Tuesday, September 18, 2007

Quotes From Around Yon Blogosphere

It seems that whether you visit a doctor for a hangnail or a serious psychological hang-up nowadays, you'll be offered antidepressants to spirit you through the doldrums of recovery and into the sweet breezes of tomorrow.

With hundreds of millions of prescriptions for the drugs Prozac, Zoloft and the like being filled each year worldwide, it's not surprising that serious researchers are beginning to ponder the long-term effects of antidepressants.

One such person is Helen Fisher, an anthropologist and research professor at the Center for Human Evolutionary Studies at America's Rutgers University, who recently published a theory that serotonin-enhancing antidepressants such as Prozac, while lifting a patient in the short term, can actually kill off feelings of romantic love and attachment to a partner.

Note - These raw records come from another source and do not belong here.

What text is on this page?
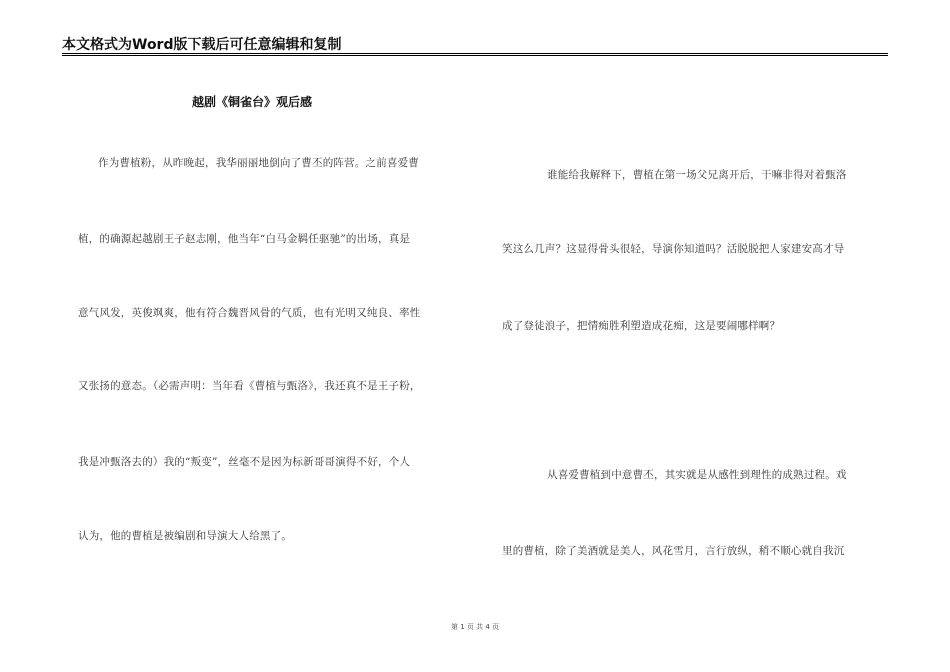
本文格式为Word版下载后可任意编辑和复制
越剧《铜雀台》观后感
作为曹植粉，从昨晚起，我华丽丽地倒向了曹丕的阵营。之前喜爱曹
植，的确源起越剧王子赵志刚，他当年“白马金羁任驱驰”的出场，真是
意气风发，英俊飒爽，他有符合魏晋风骨的气质，也有光明又纯良、率性
又张扬的意态。（必需声明：当年看《曹植与甄洛》，我还真不是王子粉，
我是冲甄洛去的）我的“叛变”，丝毫不是因为标新哥哥演得不好，个人
认为，他的曹植是被编剧和导演大人给黑了。
谁能给我解释下，曹植在第一场父兄离开后，干嘛非得对着甄洛
笑这么几声？这显得骨头很轻，导演你知道吗？活脱脱把人家建安高才导
成了登徒浪子，把情痴胜利塑造成花痴，这是要闹哪样啊？
从喜爱曹植到中意曹丕，其实就是从感性到理性的成熟过程。戏
里的曹植，除了美酒就是美人，风花雪月，言行放纵，稍不顺心就自我沉
第 1 页 共 4 页
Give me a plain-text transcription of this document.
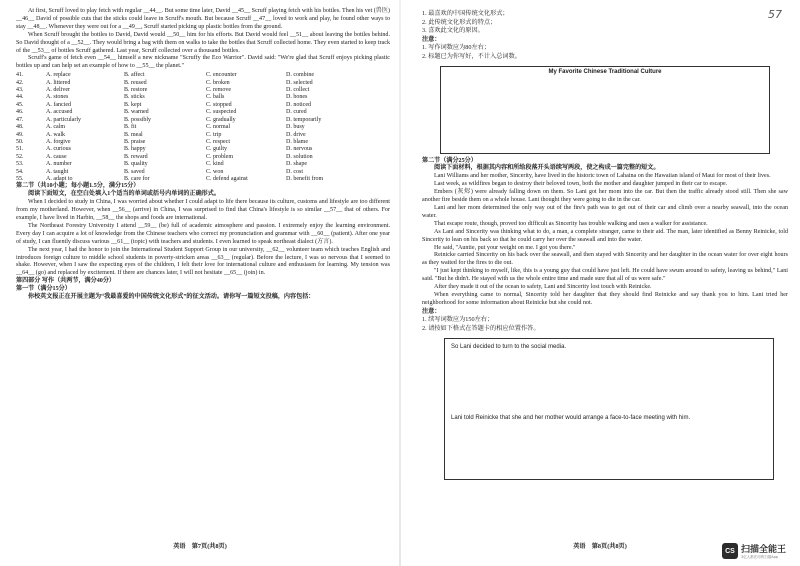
At first, Scruff loved to play fetch with regular __44__. But some time later, David __45__ Scruff playing fetch with his bottles. Then his vet (兽医) __46__ David of possible cuts that the sticks could leave in Scruff's mouth. But because Scruff __47__ loved to work and play, he found other ways to stay __48__. Whenever they were out for a __49__, Scruff started picking up plastic bottles from the ground.

When Scruff brought the bottles to David, David would __50__ him for his efforts. But David would feel __51__ about leaving the bottles behind. So David thought of a __52__. They would bring a bag with them on walks to take the bottles that Scruff collected home. They even started to keep track of the __53__ of bottles Scruff gathered. Last year, Scruff collected over a thousand bottles.

Scruff's game of fetch even __54__ himself a new nickname "Scruffy the Eco Warrior". David said: "We're glad that Scruff enjoys picking plastic bottles up and can help set an example of how to __55__ the planet."

41.	A. replace	B. affect	C. encounter	D. combine
42.	A. littered	B. reused	C. broken	D. selected
43.	A. deliver	B. restore	C. remove	D. collect
44.	A. stones	B. sticks	C. balls	D. bones
45.	A. fancied	B. kept	C. stopped	D. noticed
46.	A. accused	B. warned	C. suspected	D. cured
47.	A. particularly	B. possibly	C. gradually	D. temporarily
48.	A. calm	B. fit	C. normal	D. busy
49.	A. walk	B. meal	C. trip	D. drive
50.	A. forgive	B. praise	C. respect	D. blame
51.	A. curious	B. happy	C. guilty	D. nervous
52.	A. cause	B. reward	C. problem	D. solution
53.	A. number	B. quality	C. kind	D. shape
54.	A. taught	B. saved	C. won	D. cost
55.	A. adapt to	B. care for	C. defend against	D. benefit from

第二节（共10小题；每小题1.5分，满分15分）

阅读下面短文，在空白处填入1个适当的单词或括号内单词的正确形式。

When I decided to study in China, I was worried about whether I could adapt to life there because its culture, customs and lifestyle are too different from my motherland. However, when __56__ (arrive) in China, I was surprised to find that China's lifestyle is so similar __57__ that of others. For example, I have lived in Harbin, __58__ the shops and foods are international.

The Northeast Forestry University I attend __59__ (be) full of academic atmosphere and passion. I extremely enjoy the learning environment. Every day I can acquire a lot of knowledge from the Chinese teachers who correct my pronunciation and grammar with __60__ (patient). After one year of study, I can fluently discuss various __61__ (topic) with teachers and students. I even learned to speak northeast dialect (方言).

The next year, I had the honor to join the International Student Support Group in our university, __62__ volunteer team which teaches English and introduces foreign culture to middle school students in poverty-stricken areas __63__ (regular). Before the lecture, I was so nervous that I seemed to shake. However, when I saw the expecting eyes of the children, I felt their love for international culture and enthusiasm for learning. My tension was __64__ (go) and replaced by excitement. If there are chances later, I will not hesitate __65__ (join) in.

第四部分 写作（共两节，满分40分）

第一节（满分15分）

你校英文报正在开展主题为“我最喜爱的中国传统文化形式”的征文活动。请你写一篇短文投稿，内容包括：

英语　第7页(共8页)
57

1. 最喜欢的中国传统文化形式；

2. 此传统文化形式的特点；

3. 喜欢此文化的原因。

注意：

1. 写作词数应为80左右；

2. 标题已为你写好，不计入总词数。

My Favorite Chinese Traditional Culture

第二节（满分25分）

阅读下面材料，根据其内容和所给段落开头语续写两段，使之构成一篇完整的短文。

Lani Williams and her mother, Sincerity, have lived in the historic town of Lahaina on the Hawaiian island of Maui for most of their lives.

Last week, as wildfires began to destroy their beloved town, both the mother and daughter jumped in their car to escape.

Embers (灰烬) were already falling down on them. So Lani got her mom into the car. But then the traffic already stood still. Then she saw another fire beside them on a whole house. Lani thought they were going to die in the car.

Lani and her mom determined the only way out of the fire's path was to get out of their car and climb over a nearby seawall, into the ocean water.

That escape route, though, proved too difficult as Sincerity has trouble walking and uses a walker for assistance.

As Lani and Sincerity was thinking what to do, a man, a complete stranger, came to their aid. The man, later identified as Benny Reinicke, told Sincerity to lean on his back so that he could carry her over the seawall and into the water.

He said, "Auntie, put your weight on me. I got you there."

Reinicke carried Sincerity on his back over the seawall, and then stayed with Sincerity and her daughter in the ocean water for over eight hours as they waited for the fires to die out.

"I just kept thinking to myself, like, this is a young guy that could have just left. He could have swum around to safety, leaving us behind," Lani said. "But he didn't. He stayed with us the whole entire time and made sure that all of us were safe."

After they made it out of the ocean to safety, Lani and Sincerity lost touch with Reinicke.

When everything came to normal, Sincerity told her daughter that they should find Reinicke and say thank you to him. Lani tried her neighborhood for some information about Reinicke but she could not.

注意：

1. 续写词数应为150左右；

2. 请按如下格式在答题卡的相应位置作答。

So Lani decided to turn to the social media.
Lani told Reinicke that she and her mother would arrange a face-to-face meeting with him.
英语　第8页(共8页)
CS 扫描全能王
3亿人都在用的扫描App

In fact she goes as far to suggest the rampant over-prescription of antidepressants may well jeopardise the genetic future of the human race because of the dilution of the urge to love.

-- SAM de BRITO

(President) Bush has tapped Michael Mukasey, a retired federal judge and ex-federal prosecutor (to be attorney general). The decision to go with Mukasey is a sign that Bush actually recognizes his current political weakness, and understands that if he goes to the mat for a controversial conservative nominee, he will surely lose. Clearly, somebody in the bunker is thinking clearly, at least on this matter.

--DICK POLMAN

A North Korean ship that purportedly reflagged itself as South Korean to evade Western investigators has disappeared from view after the Israeli strike on Syria last week. The Al Hamed delivered what the Syrians classified as cement in the days before the strike, and an Israeli tracer says the ship has not been seen since.

-- ED MORRISSEY

A 30-pound chunk sliced off one of the most famous meteorites in the world, the Willamette meteorite, will be auctioned on Oct. 28.

-- JAMES BARRON

Google is staking a claim on the moral high ground of Internet privacy. The company has called for new international rules, ostensibly to protect privacy online. Little of Google’s search information is strictly ‘personal data’, i.e. data directly concerning named individuals. But search data, potentially tied to individuals’ IP numbers, is dynamite, something it’s taken Google a long time to face up to publicly.